Votre relation sentimentale s’est terminée par un échec retentissant. Alors même que vous concentrez toute votre énergie à vous reconstruire, votre ex-partenaire vous espionne et tente d’entrer en contact avec vous et votre entourage par divers moyens, principalement électroniques. Vous acceptez une rencontre dans le but d’apaiser les choses, mais il n’en est rien, bien au contraire. Au bord de l’épuisement psychologique, vous consultez un avocat et lui demandez ce que vous pouvez entreprendre pour que cet ouragan de sollicitations cesse. Il évoque alors la possibilité d’initier une procédure civile. Une procédure civile ? Vous vous interrogez sur la pertinence d’une telle action qui vous paraît limitée et sur son efficacité.

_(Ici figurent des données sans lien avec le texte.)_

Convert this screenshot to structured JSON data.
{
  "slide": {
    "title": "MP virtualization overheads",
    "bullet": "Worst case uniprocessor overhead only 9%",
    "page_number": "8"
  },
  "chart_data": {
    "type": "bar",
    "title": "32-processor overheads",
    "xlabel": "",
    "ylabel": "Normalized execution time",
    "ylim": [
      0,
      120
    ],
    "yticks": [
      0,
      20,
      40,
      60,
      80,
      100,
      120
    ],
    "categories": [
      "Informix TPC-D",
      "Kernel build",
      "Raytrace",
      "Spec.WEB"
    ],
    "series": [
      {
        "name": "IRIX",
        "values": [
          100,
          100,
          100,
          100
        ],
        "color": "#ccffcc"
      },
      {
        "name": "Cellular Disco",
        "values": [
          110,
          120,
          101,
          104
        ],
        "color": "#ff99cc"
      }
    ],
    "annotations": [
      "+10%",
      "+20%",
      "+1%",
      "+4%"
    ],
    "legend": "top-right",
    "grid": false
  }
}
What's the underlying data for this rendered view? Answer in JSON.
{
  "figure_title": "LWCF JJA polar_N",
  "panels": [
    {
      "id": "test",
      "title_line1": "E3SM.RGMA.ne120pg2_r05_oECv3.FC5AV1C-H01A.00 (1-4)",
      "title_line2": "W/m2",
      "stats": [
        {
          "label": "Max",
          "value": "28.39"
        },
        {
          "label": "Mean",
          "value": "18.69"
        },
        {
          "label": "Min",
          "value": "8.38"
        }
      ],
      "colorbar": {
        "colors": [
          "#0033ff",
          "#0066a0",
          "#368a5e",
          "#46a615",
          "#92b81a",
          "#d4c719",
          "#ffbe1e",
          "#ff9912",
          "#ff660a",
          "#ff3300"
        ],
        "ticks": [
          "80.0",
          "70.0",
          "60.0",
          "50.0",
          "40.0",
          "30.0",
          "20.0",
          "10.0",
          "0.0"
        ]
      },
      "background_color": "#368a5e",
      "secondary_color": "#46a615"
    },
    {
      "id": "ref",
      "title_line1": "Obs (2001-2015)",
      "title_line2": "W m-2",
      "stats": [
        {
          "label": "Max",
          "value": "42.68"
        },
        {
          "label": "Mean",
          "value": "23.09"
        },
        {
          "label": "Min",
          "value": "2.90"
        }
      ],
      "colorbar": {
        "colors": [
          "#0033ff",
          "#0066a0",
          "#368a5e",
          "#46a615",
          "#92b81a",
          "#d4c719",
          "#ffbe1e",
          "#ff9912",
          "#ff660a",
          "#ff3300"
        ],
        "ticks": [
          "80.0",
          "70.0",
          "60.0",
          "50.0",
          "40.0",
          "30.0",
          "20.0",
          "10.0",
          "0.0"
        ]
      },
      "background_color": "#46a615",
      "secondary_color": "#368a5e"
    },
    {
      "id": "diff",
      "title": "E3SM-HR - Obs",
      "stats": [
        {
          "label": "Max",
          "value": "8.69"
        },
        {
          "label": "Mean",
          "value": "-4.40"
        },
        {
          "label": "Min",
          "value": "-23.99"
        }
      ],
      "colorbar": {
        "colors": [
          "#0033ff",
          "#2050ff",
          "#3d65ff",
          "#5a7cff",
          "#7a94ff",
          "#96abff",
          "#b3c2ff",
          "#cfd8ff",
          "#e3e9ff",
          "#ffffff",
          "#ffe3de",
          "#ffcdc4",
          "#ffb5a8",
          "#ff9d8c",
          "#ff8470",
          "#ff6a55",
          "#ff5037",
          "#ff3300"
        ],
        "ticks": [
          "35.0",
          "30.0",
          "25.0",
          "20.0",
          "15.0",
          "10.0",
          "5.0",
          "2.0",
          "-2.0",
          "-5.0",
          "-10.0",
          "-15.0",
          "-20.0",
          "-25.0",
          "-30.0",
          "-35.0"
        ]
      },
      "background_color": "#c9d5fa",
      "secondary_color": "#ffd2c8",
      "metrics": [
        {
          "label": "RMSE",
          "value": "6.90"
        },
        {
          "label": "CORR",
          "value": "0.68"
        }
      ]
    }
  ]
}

Ne vaudrait-il pas mieux agir simultanément sur le plan pénal ?

Vous imaginez la police qui intervient à chaque appel intempestif ou sms non sollicité. Votre avocat vous expose alors les limites l’action des forces de l’ordre et vous invite à la tempérance. Si cet olibrius persiste, il sera alors condamné vous assure-t-il ! Non contente de cette réponse que vous considérez trop timorée, vous sollicitez un deuxième avis. 

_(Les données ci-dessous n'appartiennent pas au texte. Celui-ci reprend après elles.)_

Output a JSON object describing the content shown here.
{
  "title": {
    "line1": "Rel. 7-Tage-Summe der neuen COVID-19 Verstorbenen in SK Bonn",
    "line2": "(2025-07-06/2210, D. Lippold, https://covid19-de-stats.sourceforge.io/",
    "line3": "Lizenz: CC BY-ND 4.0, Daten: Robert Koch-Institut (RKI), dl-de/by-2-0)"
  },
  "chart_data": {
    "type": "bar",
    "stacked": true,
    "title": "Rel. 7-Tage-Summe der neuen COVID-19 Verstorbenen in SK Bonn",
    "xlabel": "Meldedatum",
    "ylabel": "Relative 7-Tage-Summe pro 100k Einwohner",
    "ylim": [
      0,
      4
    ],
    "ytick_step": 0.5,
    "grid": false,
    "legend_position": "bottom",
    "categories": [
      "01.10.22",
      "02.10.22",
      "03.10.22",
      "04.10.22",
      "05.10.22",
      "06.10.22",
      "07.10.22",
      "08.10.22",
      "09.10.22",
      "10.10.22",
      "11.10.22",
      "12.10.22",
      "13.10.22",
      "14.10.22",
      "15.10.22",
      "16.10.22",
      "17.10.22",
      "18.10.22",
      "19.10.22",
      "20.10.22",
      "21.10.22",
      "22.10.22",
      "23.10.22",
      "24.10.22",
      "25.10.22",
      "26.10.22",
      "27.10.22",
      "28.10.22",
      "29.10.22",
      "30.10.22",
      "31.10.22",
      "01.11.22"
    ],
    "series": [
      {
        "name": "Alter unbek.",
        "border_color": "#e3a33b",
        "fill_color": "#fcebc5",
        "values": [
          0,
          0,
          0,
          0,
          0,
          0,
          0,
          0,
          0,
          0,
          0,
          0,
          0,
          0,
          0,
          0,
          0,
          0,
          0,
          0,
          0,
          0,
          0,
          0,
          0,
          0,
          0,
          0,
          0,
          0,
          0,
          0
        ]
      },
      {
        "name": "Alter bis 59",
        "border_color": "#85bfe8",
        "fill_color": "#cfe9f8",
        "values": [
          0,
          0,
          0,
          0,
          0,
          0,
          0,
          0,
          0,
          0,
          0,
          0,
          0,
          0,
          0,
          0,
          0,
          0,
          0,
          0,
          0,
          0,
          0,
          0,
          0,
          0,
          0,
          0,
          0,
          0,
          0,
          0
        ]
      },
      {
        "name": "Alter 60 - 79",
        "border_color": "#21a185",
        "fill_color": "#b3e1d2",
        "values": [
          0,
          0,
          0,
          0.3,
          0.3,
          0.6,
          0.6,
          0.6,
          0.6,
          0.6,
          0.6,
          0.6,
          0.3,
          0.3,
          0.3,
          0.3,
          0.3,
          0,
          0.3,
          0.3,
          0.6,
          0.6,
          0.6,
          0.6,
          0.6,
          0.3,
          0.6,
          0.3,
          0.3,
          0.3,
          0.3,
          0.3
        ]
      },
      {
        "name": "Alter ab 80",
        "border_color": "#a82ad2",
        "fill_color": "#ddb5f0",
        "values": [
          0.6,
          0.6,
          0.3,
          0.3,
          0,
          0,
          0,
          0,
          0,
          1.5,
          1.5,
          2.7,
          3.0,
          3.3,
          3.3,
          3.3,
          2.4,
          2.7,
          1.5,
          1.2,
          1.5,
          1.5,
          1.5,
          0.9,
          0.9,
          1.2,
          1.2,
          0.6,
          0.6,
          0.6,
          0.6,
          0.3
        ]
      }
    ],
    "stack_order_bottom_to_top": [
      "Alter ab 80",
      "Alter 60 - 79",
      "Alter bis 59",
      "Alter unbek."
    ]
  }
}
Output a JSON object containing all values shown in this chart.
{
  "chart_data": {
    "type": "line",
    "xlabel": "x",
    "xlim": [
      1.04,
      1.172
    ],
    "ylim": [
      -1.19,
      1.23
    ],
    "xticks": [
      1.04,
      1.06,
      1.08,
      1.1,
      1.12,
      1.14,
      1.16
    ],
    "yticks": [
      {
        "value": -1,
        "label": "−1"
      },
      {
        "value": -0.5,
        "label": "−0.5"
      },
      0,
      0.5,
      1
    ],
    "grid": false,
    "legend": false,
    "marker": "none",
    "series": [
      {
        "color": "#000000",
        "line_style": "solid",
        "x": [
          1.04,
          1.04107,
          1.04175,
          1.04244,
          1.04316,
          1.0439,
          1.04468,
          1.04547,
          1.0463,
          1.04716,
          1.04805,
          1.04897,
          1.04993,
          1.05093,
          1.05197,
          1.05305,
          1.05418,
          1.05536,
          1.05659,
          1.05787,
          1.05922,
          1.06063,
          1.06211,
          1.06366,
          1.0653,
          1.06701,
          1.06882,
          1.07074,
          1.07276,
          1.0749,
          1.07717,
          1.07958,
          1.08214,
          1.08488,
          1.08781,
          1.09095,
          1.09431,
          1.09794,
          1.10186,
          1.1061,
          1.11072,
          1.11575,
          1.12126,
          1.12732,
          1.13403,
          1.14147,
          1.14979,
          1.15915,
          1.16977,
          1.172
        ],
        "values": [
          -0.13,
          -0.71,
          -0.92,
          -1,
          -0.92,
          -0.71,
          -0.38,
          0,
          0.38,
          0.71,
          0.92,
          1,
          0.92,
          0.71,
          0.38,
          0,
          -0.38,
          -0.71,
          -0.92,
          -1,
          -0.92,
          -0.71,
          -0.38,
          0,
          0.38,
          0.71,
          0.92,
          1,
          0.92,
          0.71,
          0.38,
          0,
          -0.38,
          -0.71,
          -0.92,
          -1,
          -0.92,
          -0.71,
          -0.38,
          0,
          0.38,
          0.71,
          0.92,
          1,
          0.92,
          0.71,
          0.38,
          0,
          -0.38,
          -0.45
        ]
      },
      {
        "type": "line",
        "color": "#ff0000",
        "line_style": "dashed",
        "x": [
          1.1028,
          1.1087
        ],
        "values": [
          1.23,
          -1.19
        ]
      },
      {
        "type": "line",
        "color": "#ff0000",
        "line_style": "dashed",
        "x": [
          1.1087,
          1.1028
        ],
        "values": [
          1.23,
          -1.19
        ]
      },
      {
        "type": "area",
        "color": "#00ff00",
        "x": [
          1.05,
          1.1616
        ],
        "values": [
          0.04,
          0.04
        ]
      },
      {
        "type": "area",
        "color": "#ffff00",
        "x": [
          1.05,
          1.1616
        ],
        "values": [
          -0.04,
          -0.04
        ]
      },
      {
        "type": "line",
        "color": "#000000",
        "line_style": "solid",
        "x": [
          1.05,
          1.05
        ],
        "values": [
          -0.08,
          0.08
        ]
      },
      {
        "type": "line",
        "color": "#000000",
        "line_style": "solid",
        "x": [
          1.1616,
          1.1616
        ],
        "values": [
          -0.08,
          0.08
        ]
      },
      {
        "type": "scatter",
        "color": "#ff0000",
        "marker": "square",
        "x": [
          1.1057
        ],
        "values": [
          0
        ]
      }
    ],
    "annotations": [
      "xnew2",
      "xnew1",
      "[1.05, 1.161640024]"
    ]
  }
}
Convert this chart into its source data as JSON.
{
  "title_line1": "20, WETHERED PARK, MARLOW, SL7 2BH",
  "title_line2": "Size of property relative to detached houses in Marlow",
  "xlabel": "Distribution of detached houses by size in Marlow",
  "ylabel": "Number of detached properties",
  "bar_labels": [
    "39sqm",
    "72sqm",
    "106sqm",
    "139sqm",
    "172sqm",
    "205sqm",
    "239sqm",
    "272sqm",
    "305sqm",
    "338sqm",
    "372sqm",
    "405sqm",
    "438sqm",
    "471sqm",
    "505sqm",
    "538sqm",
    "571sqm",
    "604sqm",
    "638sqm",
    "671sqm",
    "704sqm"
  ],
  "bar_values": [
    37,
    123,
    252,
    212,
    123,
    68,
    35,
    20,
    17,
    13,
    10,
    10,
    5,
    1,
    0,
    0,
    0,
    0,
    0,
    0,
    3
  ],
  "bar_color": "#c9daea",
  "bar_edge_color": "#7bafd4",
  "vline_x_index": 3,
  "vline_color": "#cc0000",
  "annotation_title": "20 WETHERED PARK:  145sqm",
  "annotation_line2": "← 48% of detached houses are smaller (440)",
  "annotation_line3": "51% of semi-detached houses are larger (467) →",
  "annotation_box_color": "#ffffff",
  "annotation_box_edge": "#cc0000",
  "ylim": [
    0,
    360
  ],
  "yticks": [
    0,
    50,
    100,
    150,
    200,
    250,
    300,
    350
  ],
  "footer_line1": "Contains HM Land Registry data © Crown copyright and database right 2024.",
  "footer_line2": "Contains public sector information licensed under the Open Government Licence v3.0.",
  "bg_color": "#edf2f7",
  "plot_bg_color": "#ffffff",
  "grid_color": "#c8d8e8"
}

Selon l’article 28b alinéa 1erdu Code civil, il vous est loisible en cas de violence, de menaces ou de harcèlement de requérir d’un juge civil qu’il prononce des interdictions de contact, géographique et de périmètre. Il est ainsi possible d’obtenir que votre ex-partenaire cesse de vous appeler, de vous envoyer des sms et/ou des emails. Le Tribunal cantonal schwyzois a, dans une affaire similaire, également interdit tout contact avec la famille et les collègues de travail de l’ancienne compagne. À cela s’est ajoutée une invitation à se tenir éloigné du lieu de résidence, ainsi que du lieu de travail. Le Tribunal fédéral a confirmé cette décision considérée comme proportionnée et rappelé qu’il est possible d’interdire le contact à d’autres personnes que la victime elle-même, que ces personnes aient été contactées par le passé ou non. 

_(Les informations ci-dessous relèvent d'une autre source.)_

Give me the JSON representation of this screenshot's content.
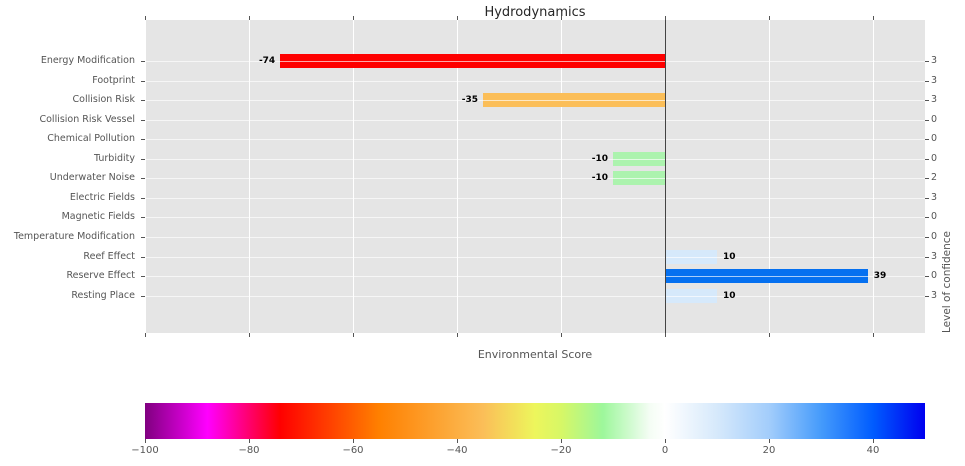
{
  "title": "Hydrodynamics",
  "chart_data": {
    "type": "bar",
    "orientation": "horizontal",
    "title": "Hydrodynamics",
    "xlabel": "Environmental Score",
    "right_ylabel": "Level of confidence",
    "xlim": [
      -100,
      50
    ],
    "x_tick_values": [
      -100,
      -80,
      -60,
      -40,
      -20,
      0,
      20,
      40
    ],
    "grid": "on",
    "categories": [
      "Energy Modification",
      "Footprint",
      "Collision Risk",
      "Collision Risk Vessel",
      "Chemical Pollution",
      "Turbidity",
      "Underwater Noise",
      "Electric Fields",
      "Magnetic Fields",
      "Temperature Modification",
      "Reef Effect",
      "Reserve Effect",
      "Resting Place"
    ],
    "series": [
      {
        "name": "Environmental Score",
        "values": [
          -74,
          null,
          -35,
          null,
          null,
          -10,
          -10,
          null,
          null,
          null,
          10,
          39,
          10
        ]
      },
      {
        "name": "Level of confidence",
        "values": [
          3,
          3,
          3,
          0,
          0,
          0,
          2,
          3,
          0,
          0,
          3,
          0,
          3
        ]
      }
    ],
    "bar_value_labels": [
      "-74",
      "",
      "-35",
      "",
      "",
      "-10",
      "-10",
      "",
      "",
      "",
      "10",
      "39",
      "10"
    ],
    "bar_colors": [
      "#fe0000",
      null,
      "#fbbe58",
      null,
      null,
      "#acf3ae",
      "#acf3ae",
      null,
      null,
      null,
      "#d6e9fb",
      "#0570f0",
      "#d6e9fb"
    ],
    "colorbar": {
      "range": [
        -100,
        50
      ],
      "tick_values": [
        -100,
        -80,
        -60,
        -40,
        -20,
        0,
        20,
        40
      ],
      "tick_labels": [
        "−100",
        "−80",
        "−60",
        "−40",
        "−20",
        "0",
        "20",
        "40"
      ],
      "gradient_stops": [
        {
          "value": -100,
          "color": "#800080"
        },
        {
          "value": -88,
          "color": "#ff00ff"
        },
        {
          "value": -74,
          "color": "#ff0000"
        },
        {
          "value": -55,
          "color": "#ff8000"
        },
        {
          "value": -35,
          "color": "#fbbe58"
        },
        {
          "value": -25,
          "color": "#edf65c"
        },
        {
          "value": -20,
          "color": "#d7f766"
        },
        {
          "value": -12,
          "color": "#9df79b"
        },
        {
          "value": -3,
          "color": "#f4fdf4"
        },
        {
          "value": 0,
          "color": "#ffffff"
        },
        {
          "value": 10,
          "color": "#d6e9fb"
        },
        {
          "value": 20,
          "color": "#a3cdfb"
        },
        {
          "value": 30,
          "color": "#459bfb"
        },
        {
          "value": 40,
          "color": "#005cff"
        },
        {
          "value": 50,
          "color": "#0000ef"
        }
      ]
    }
  },
  "colors": {
    "plot_background": "#e5e5e5",
    "gridline": "#ffffff",
    "zero_line": "#444444",
    "tick_text": "#555555",
    "title_text": "#262626",
    "value_label_text": "#000000"
  }
}
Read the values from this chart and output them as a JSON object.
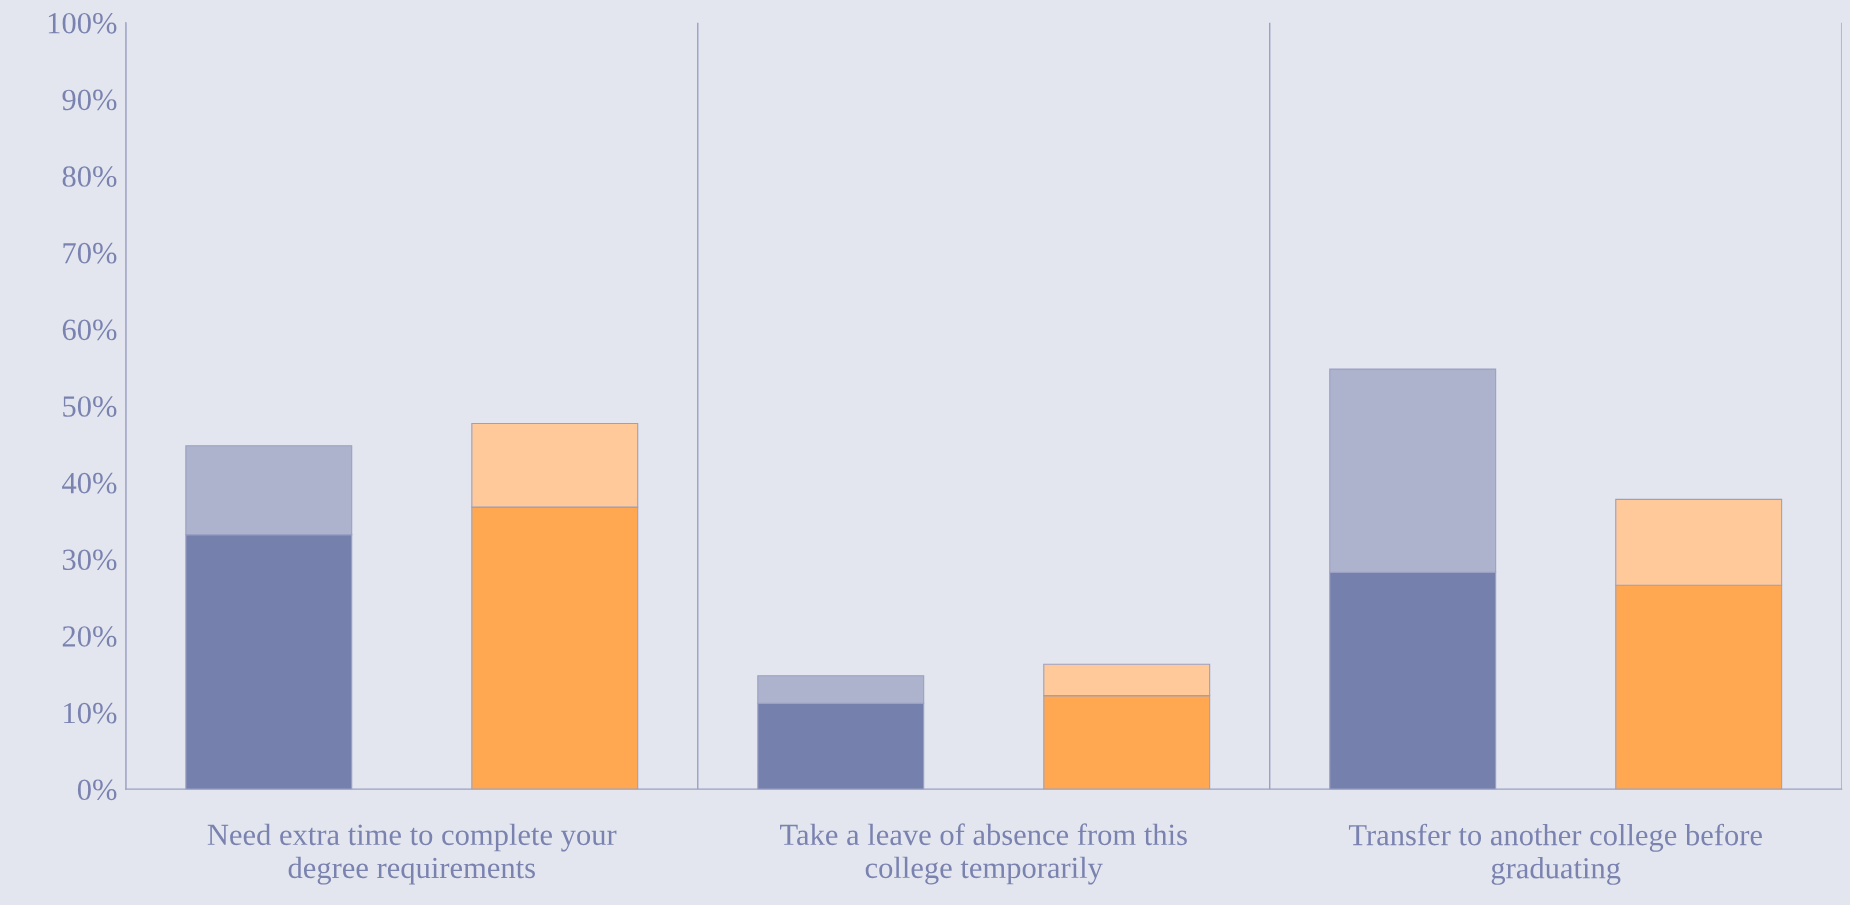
{
  "chart_data": {
    "type": "bar",
    "stacked": true,
    "categories": [
      null,
      null,
      null,
      null,
      null,
      null
    ],
    "series": [
      {
        "colors": [
          "#7580ad",
          "#ffa851",
          "#7580ad",
          "#ffa851",
          "#7580ad",
          "#ffa851"
        ],
        "values": [
          33.2,
          36.8,
          11.2,
          12.2,
          28.3,
          26.6
        ]
      },
      {
        "colors": [
          "#adb2cd",
          "#ffc999",
          "#adb2cd",
          "#ffc999",
          "#adb2cd",
          "#ffc999"
        ],
        "values": [
          11.6,
          10.9,
          3.6,
          4.1,
          26.5,
          11.2
        ]
      }
    ],
    "annotations": [
      "Need extra time to complete your degree requirements",
      "Take a leave of absence from this college temporarily",
      "Transfer to another college before graduating"
    ],
    "ylim": [
      0,
      100
    ],
    "yticks": [
      {
        "value": 0,
        "label": "0%"
      },
      {
        "value": 10,
        "label": "10%"
      },
      {
        "value": 20,
        "label": "20%"
      },
      {
        "value": 30,
        "label": "30%"
      },
      {
        "value": 40,
        "label": "40%"
      },
      {
        "value": 50,
        "label": "50%"
      },
      {
        "value": 60,
        "label": "60%"
      },
      {
        "value": 70,
        "label": "70%"
      },
      {
        "value": 80,
        "label": "80%"
      },
      {
        "value": 90,
        "label": "90%"
      },
      {
        "value": 100,
        "label": "100%"
      }
    ],
    "grid": "x"
  }
}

Qu’en est-il de la durée de la mesure judiciaire me direz-vous ? L’article 28b du Code civil ne prévoit pas de limite temporelle. Il appartient donc au Juge saisi de la cause de déterminer si une durée limitée est justifiée ou non. Le Tribunal fédéral précise qu’une limite temporelle n’a guère de sens, puisqu’une demande de prolongation de la mesure générerait une nouvelle confrontation entre le stalker (harceleur) et sa victime. 

La procédure pénale peut évidemment constituer un moyen supplémentaire de faire cesser les comportements outranciers, mais elle ne règle pas les problèmes quotidiens de prise de contact que la voie civile peut proscrire utilement.

Arrêt du Tribunal fédéral 5A_429/2017 du 13 avril 2018.